Michael Brander, Verizon Wireless vice president of sales for utility and industrial markets, said emerging fourth generation wireless technologies will provide powerful new capabilities to utilities. "Now, an order of magnitude increase in broadband capability is about to hit the market," Brander said.
Marzio P. Pozzuoli, president and CEO of RuggedCom, said that wireless will have broad use at utilities. "Wireless technologies will have to support more than just the communications needs of smart metering applications," Pozzuoli said. "There is the potential for a quad play for wireless in smart grid applications." He defined the four realms to be served by wireless as smart meters, distributed automation, SCADA and mobile workforce managment. "This in and of itself is a killer app," he said.
Paul Budde, executive director of Smart Grid Australia, said that this week he reported to the United Nations about how wireless communications can help bring electricity to remote, regions in Africa.

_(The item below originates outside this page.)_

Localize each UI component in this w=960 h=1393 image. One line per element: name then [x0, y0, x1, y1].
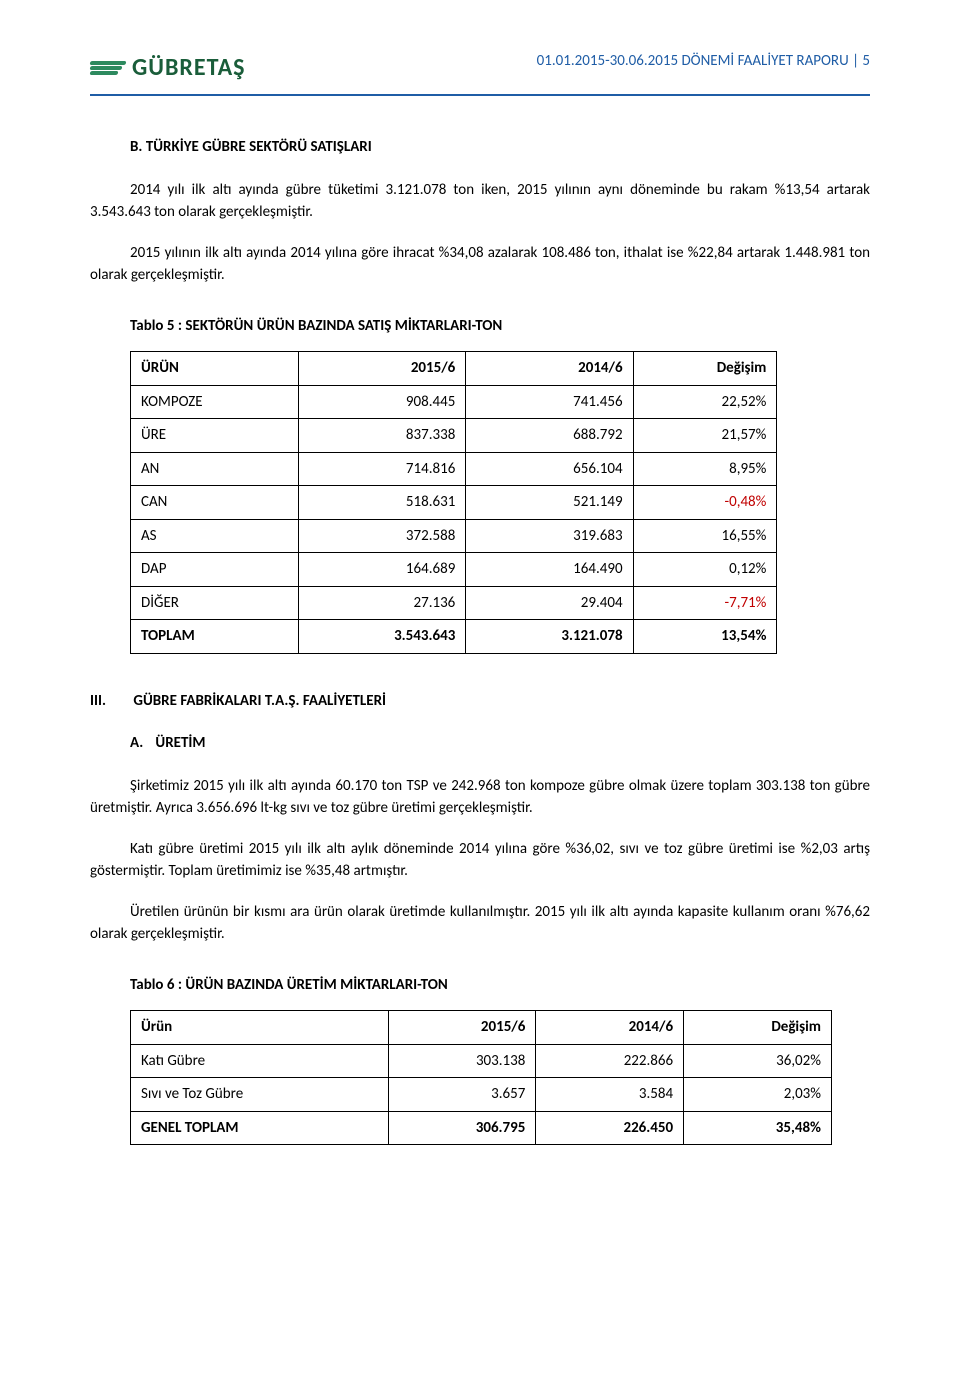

A few solar units, integrated with communications technologies, can lead to the emergence of small but effective new power companies in regions of the world desperately needing energy, he said.
As communications technologies play an ever-expanding role in utilities, the question of communications networks' security looms large. Moroney asked, "How do we secure all these new wireless networks?" He answered his own question, saying that utilities are staffed with problem solvers dedicated to isolating threats to their systems, removing the threats and then making their systems more robust.